Our second and last Best Fan Writer recommendation post for now. Click the names to read the full recommendations.

Abigail Nussbaum – Nussbaum has a way of identifying the heart and core of every piece she reviews, understanding exactly what makes it tick, and drawing conclusions that are both intriguing and persuasive. She is never dull, but what I like best is that she is never without substance.

Adam Whitehead – He writes reviews, essays, and news about SFF books, movies, tv shows, and games. His reviews are always thorough and balanced allowing you to easily see how his opinions might compare with your own.

George R. R. Martin for his Not A Blog posts about the Hugo Awards – The ones I really enjoyed talk more about his own experience and knowledge of Fandom, Worldcon, and Hugo history.

Best Fan Writer Part 1

Late in the week, but here areseveral Best Fan Writer recommendations. If I get some more in over the next day, I will do a second post. Otherwise, start gearing up for Best Professional Artist. That should be plenty of fun!

Aaron Pound – Regular and frequent blogger and reviewer whose criticisms inject a welcome note of moderation into fan debates.

Brandon Kempner from Chaos Horizon – What Kempner is doing at Chaos Horizon in his Hugo and Nebula predictive articles… is simply outstanding

Galactic Journey – A fictional time traveller blogs fannish and real-world events from the 1950s and 60s.

Mike Glyer – Veteran fan and producer of File 770. Notable for a very thorough and even-handed approach to fannish news gathering.

Natalie Luhrs – Blogger on SF and feminist issues; recent essay in Uncanny (co-written with Annalee Flower Horne) has excited some comment; an intelligent and expressive fan writer.

Rhiannon Thomas – On her blog feministfiction.com, Rhiannon Thomas provides thoughtful but accessible analysis of SFF movies, novels, and other media from a feminist perspective.

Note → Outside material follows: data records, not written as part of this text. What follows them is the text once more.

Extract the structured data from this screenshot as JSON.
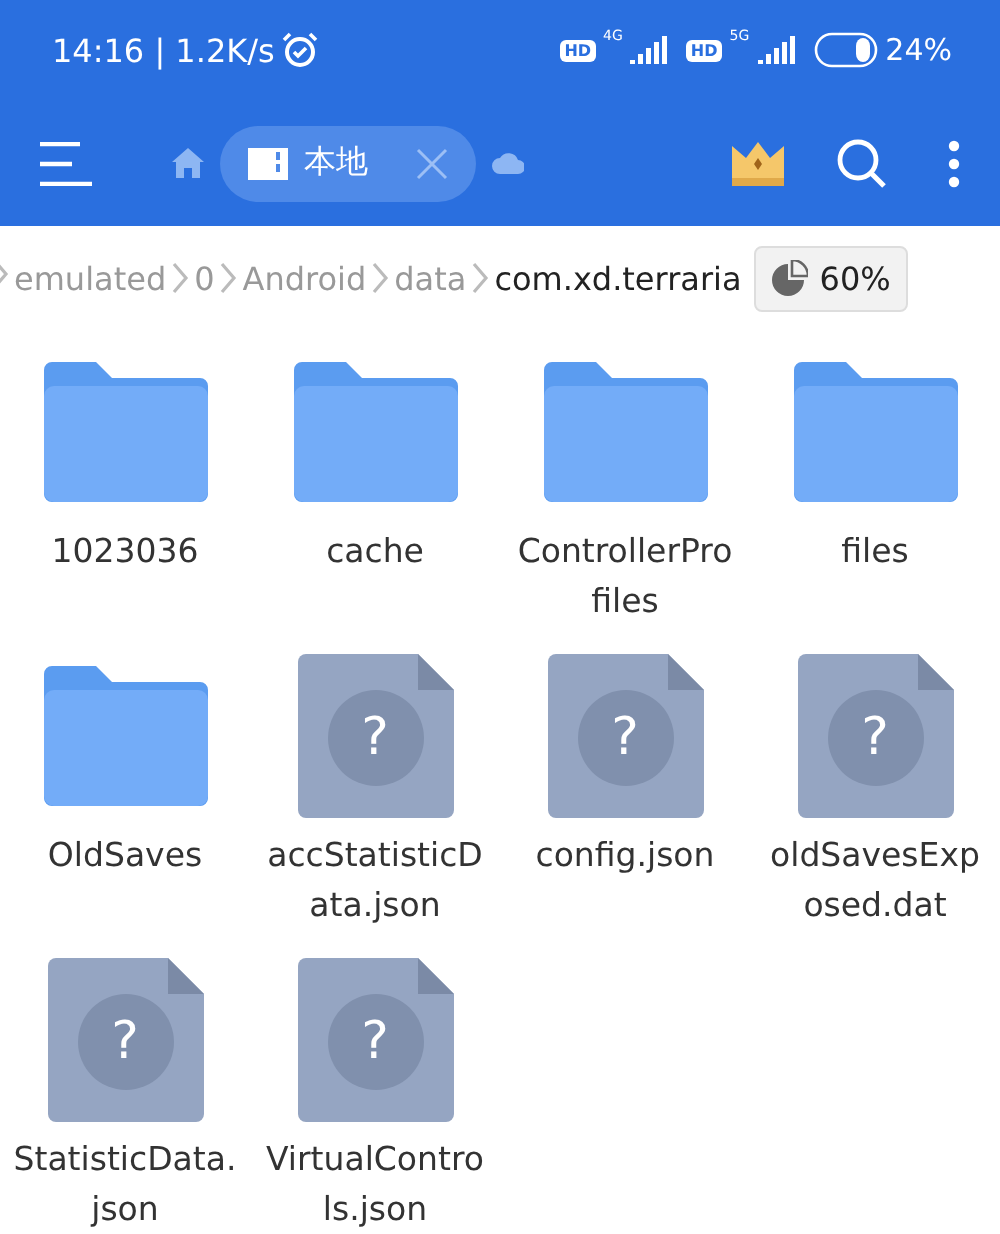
{
  "status_bar": {
    "time": "14:16 | 1.2K/s",
    "sims": [
      {
        "badge": "HD",
        "network": "4G"
      },
      {
        "badge": "HD",
        "network": "5G"
      }
    ],
    "battery": "24%"
  },
  "toolbar": {
    "tabs": [
      {
        "label": "本地",
        "selected": true
      }
    ]
  },
  "breadcrumb": {
    "items": [
      {
        "label": "emulated",
        "current": false
      },
      {
        "label": "0",
        "current": false
      },
      {
        "label": "Android",
        "current": false
      },
      {
        "label": "data",
        "current": false
      },
      {
        "label": "com.xd.terraria",
        "current": true
      }
    ],
    "storage": "60%"
  },
  "files": [
    {
      "name": "1023036",
      "kind": "folder"
    },
    {
      "name": "cache",
      "kind": "folder"
    },
    {
      "name": "ControllerProfiles",
      "kind": "folder"
    },
    {
      "name": "files",
      "kind": "folder"
    },
    {
      "name": "OldSaves",
      "kind": "folder"
    },
    {
      "name": "accStatisticData.json",
      "kind": "unknown",
      "glyph": "?"
    },
    {
      "name": "config.json",
      "kind": "unknown",
      "glyph": "?"
    },
    {
      "name": "oldSavesExposed.dat",
      "kind": "unknown",
      "glyph": "?"
    },
    {
      "name": "StatisticData.json",
      "kind": "unknown",
      "glyph": "?"
    },
    {
      "name": "VirtualControls.json",
      "kind": "unknown",
      "glyph": "?"
    }
  ]
}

Somber – A merger of the Fallout and My Little Pony franchises. … This is fanfic written with a razor blade, tenderly wrapped in tattered velvet.

Sad Puppy 4 thread – Also, generally very short recommendations (except for the two above) but also wide ranging with at least another 17 more Best Fan Writer candidates so far.

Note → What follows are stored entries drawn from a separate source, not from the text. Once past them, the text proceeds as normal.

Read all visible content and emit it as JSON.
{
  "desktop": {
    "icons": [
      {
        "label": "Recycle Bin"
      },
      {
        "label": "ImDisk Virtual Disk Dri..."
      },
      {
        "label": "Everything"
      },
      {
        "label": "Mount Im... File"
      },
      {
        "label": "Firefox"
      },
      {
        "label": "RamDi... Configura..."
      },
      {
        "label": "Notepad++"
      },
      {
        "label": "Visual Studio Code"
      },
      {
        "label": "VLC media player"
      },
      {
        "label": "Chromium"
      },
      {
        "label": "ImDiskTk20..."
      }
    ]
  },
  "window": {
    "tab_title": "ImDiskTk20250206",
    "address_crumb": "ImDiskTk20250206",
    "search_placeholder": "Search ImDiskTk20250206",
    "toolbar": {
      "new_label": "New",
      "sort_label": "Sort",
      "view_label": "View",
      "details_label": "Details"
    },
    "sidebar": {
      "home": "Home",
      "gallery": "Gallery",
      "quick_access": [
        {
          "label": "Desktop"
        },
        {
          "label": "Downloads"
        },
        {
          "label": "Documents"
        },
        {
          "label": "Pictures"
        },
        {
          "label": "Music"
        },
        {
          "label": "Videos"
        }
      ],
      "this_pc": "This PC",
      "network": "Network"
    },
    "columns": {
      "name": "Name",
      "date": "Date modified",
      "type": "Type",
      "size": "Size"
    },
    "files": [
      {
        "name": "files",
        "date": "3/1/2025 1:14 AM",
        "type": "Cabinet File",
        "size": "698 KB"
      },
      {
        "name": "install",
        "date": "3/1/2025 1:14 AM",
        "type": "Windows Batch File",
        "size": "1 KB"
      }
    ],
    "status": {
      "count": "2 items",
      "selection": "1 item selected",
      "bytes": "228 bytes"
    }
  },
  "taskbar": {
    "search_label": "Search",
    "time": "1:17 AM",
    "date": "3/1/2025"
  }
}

Best Fan Writer – submit your recommendations!

That you all for some great recommendations last week for Best Semiprozine. Yet again, I’m a little late this week with getting Best Fan Writer going, which is unfortunate since it is a category that definitely deserves more attention than it normally gets! This is also the first of the award categories in the season devoted to a person rather than a work or series of works.

However, I do have some recommendations that have been submitted and will start posting them tomorrow. Additionally, I highly encourage everyone to consider Best Fan Writer recommendations. On the one hand, this is a category that is always on the low end of nominations, but on the other hand, it’s to a large extent it’s currently dominated by bloggers – which makes up a large chunk of the reading many of us do!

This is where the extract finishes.